En avril 2019, une présentation au Forum des Olympiens à Lausanne a attiré l’attention sur elle. « Un mois après, le Comité international olympique m’a contactée pour m’offrir un poste. J’étais prête pour un changement, je n’avais pas d’attaches à Montréal et j’ai accepté. »

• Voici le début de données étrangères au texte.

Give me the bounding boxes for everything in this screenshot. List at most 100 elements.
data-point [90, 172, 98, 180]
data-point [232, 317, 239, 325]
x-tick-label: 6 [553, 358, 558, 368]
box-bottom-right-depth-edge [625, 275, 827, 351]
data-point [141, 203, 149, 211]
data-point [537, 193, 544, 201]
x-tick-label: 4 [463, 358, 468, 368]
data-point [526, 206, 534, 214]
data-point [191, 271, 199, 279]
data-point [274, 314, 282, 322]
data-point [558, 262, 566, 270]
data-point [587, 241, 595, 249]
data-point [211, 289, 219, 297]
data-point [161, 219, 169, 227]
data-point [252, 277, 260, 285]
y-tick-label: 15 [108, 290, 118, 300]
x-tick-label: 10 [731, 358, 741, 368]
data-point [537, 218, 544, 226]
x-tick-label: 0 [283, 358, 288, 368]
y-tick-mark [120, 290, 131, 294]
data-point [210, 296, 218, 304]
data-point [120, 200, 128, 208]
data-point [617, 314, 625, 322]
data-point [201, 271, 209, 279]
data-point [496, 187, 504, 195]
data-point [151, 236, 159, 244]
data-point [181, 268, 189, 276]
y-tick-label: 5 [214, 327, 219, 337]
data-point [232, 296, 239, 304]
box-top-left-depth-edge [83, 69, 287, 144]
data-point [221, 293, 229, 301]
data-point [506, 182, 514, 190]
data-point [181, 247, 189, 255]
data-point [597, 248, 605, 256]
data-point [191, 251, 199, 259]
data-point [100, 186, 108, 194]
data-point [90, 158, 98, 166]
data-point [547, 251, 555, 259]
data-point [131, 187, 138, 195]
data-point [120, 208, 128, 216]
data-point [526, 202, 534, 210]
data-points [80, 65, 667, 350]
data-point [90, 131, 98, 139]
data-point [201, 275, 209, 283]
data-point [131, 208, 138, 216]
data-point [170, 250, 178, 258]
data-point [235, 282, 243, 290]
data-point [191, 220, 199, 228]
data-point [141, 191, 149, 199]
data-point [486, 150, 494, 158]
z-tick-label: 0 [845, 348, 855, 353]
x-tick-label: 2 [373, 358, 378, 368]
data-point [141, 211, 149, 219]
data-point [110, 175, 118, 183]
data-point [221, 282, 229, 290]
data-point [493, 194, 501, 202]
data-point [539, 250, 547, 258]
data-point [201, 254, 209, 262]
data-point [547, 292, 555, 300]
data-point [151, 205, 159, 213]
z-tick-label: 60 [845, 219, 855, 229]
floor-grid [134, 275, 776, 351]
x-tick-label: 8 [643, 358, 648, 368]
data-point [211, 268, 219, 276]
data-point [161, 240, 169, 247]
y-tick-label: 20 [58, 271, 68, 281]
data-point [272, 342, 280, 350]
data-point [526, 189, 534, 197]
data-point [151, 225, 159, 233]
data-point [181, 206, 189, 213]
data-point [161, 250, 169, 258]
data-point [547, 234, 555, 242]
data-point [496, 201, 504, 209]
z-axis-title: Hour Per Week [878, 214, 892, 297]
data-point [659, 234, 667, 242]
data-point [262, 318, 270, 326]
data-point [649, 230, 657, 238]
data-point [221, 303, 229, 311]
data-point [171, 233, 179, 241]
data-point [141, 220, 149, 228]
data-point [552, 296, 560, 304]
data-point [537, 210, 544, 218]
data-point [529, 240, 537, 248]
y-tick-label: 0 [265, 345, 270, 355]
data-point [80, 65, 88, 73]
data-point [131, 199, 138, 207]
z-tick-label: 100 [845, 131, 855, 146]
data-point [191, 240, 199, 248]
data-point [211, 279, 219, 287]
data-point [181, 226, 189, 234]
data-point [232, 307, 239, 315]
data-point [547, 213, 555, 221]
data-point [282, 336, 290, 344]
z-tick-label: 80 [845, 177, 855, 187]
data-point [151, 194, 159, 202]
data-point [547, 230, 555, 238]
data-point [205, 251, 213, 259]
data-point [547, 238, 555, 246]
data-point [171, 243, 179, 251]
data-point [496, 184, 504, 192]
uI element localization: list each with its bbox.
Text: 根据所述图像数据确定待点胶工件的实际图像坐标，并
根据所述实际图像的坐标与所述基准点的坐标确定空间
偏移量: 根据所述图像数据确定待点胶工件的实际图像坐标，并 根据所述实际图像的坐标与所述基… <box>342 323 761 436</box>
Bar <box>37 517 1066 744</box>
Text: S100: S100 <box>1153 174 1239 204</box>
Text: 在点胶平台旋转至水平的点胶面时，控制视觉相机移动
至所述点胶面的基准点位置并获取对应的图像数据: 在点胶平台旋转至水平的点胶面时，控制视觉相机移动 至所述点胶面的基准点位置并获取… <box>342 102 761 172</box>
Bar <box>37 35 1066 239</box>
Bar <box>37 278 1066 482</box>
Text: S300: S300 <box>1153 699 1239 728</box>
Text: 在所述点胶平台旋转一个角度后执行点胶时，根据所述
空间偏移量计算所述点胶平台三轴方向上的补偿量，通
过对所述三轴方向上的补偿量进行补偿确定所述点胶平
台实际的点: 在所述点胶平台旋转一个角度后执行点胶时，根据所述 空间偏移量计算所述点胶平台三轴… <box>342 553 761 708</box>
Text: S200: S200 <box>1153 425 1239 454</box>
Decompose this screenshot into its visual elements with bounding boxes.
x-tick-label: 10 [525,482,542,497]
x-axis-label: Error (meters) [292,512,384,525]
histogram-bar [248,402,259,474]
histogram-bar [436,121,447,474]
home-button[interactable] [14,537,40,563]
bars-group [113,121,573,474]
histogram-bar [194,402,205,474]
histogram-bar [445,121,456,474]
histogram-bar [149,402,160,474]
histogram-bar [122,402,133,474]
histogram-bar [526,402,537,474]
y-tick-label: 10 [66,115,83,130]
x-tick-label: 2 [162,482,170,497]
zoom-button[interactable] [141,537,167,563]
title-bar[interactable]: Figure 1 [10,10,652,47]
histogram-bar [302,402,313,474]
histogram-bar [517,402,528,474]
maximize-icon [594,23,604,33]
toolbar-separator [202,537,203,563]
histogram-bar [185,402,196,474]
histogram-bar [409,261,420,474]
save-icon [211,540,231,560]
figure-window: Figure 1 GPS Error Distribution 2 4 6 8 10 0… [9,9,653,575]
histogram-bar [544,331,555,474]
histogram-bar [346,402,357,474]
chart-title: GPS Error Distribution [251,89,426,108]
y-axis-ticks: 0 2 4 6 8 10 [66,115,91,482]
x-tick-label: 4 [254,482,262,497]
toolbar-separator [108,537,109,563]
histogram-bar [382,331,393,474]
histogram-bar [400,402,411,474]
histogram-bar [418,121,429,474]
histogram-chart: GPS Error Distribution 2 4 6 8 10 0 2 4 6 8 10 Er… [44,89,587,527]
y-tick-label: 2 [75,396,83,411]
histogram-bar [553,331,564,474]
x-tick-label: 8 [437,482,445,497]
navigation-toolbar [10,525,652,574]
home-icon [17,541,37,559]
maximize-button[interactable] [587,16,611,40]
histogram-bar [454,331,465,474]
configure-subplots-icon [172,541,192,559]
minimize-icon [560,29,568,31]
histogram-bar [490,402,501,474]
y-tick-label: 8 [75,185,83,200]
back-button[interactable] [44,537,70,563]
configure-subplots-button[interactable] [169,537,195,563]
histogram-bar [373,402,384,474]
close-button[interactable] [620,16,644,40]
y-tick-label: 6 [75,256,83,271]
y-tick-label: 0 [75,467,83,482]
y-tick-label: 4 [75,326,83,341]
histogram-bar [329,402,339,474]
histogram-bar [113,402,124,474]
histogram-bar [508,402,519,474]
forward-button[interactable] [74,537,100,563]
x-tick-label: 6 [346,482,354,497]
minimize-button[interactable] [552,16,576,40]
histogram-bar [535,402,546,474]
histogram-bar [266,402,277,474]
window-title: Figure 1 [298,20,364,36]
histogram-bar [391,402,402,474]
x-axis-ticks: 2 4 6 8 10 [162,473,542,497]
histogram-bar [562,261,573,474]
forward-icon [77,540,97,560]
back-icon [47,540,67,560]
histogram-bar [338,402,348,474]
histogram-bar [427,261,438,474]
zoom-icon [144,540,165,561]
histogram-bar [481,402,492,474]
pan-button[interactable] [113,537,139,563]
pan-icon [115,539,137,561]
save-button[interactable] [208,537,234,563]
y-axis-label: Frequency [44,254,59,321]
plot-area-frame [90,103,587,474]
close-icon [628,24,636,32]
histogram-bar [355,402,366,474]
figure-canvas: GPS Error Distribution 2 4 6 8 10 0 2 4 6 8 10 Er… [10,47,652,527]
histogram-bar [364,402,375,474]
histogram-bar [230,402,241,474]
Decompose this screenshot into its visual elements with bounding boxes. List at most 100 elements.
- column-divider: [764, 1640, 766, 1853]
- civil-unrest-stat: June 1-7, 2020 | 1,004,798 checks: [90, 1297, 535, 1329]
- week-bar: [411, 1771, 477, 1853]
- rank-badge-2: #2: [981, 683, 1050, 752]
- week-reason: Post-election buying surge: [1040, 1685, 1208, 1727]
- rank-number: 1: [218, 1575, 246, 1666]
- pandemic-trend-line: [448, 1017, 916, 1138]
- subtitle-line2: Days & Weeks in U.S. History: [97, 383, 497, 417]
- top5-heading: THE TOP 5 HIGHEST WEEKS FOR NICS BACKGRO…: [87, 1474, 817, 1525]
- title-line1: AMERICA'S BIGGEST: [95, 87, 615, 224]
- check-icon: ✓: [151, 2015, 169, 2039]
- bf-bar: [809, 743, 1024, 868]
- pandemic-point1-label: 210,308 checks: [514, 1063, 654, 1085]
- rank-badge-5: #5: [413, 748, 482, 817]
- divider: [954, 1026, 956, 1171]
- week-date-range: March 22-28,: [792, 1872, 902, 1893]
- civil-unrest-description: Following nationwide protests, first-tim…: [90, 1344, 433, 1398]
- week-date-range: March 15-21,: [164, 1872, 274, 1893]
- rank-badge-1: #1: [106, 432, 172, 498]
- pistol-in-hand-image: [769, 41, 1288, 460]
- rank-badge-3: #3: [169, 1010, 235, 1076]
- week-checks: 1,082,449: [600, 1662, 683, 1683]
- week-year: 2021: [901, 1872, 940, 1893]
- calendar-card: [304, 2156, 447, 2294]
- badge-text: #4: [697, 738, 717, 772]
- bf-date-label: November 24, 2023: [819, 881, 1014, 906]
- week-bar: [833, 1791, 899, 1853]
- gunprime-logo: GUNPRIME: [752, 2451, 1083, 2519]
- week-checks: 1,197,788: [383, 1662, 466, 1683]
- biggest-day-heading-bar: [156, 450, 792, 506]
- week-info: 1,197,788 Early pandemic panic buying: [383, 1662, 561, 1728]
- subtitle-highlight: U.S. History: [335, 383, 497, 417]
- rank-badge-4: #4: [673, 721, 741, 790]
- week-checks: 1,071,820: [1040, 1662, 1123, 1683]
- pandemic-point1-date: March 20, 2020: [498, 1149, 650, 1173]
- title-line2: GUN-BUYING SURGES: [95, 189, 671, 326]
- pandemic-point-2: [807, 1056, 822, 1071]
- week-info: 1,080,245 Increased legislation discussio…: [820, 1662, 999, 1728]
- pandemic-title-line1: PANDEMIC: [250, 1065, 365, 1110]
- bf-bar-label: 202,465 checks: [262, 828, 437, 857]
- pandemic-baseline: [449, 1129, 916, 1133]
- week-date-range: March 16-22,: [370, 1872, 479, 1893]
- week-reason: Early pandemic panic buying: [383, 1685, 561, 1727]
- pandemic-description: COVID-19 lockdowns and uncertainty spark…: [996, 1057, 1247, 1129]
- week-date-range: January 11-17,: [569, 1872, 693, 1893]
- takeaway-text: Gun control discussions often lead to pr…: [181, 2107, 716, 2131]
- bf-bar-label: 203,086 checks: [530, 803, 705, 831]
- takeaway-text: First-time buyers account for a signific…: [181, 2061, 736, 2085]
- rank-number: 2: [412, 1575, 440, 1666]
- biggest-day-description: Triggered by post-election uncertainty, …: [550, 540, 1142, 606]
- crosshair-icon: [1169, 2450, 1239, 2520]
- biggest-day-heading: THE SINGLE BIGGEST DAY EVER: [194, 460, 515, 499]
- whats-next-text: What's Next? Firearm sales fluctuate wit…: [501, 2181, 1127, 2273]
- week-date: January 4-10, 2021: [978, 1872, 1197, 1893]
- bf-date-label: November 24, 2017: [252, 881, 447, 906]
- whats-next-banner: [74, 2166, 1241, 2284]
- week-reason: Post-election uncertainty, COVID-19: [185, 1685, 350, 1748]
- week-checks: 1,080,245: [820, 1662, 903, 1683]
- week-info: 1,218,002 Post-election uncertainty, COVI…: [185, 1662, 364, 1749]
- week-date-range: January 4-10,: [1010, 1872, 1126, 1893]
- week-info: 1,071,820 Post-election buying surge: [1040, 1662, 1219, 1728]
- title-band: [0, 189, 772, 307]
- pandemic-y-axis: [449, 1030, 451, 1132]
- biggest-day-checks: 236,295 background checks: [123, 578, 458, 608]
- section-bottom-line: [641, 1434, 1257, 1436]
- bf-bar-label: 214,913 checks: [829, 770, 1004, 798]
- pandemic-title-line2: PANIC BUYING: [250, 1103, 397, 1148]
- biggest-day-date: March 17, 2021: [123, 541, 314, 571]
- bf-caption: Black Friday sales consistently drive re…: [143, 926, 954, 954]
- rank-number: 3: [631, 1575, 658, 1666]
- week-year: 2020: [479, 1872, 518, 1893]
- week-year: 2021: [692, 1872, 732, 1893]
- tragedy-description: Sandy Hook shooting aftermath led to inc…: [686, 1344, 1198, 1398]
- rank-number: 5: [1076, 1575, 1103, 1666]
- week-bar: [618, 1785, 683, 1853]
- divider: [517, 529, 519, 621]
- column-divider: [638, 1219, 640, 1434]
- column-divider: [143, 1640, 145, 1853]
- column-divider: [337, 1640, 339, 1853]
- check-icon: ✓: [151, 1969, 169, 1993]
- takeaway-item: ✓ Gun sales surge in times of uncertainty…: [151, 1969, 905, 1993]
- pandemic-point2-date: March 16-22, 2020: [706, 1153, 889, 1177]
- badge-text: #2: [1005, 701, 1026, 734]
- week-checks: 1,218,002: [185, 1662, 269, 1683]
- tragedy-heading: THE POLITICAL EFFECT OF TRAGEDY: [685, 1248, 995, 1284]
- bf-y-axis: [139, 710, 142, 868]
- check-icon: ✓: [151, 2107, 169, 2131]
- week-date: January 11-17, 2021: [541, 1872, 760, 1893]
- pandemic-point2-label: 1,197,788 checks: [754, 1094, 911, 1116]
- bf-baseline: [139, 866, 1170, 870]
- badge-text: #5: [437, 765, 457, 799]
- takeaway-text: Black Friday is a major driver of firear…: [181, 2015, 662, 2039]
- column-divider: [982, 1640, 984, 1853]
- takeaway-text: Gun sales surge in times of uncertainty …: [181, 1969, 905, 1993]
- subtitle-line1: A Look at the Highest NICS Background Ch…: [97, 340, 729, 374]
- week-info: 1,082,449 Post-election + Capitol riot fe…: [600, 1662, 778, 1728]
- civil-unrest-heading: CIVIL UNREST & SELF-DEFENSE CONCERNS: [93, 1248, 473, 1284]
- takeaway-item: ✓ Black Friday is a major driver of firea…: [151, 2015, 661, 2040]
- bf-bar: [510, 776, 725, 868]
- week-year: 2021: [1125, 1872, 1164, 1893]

Direction Lausanne pour s’occuper des évènements et des communications de l’Association mondiale des olympiens. Cinq mois après son déménagement, la pandémie a complètement bousculé son aventure professionnelle, mais elle lui a aussi permis de découvrir la Suisse et de se lier d’amitié avec des expatriés. « C’est ça, la magie du CIO : au bureau et ailleurs en ville, il y a 22 cultures autour de toi. C’est super enrichissant ! J’ai des amis suisses, russes et japonais, et la COVID nous a permis de nous rapprocher. »

Elle a aussi acheté une autocaravane pour découvrir les montagnes. « En Suisse, les gens sont toujours dehors et tout le monde est en forme. J’aime vraiment la version de qui je suis ici. »

Un état idéal pour s’investir au moins quelques années dans la refonte du sport qui l’a vue grandir.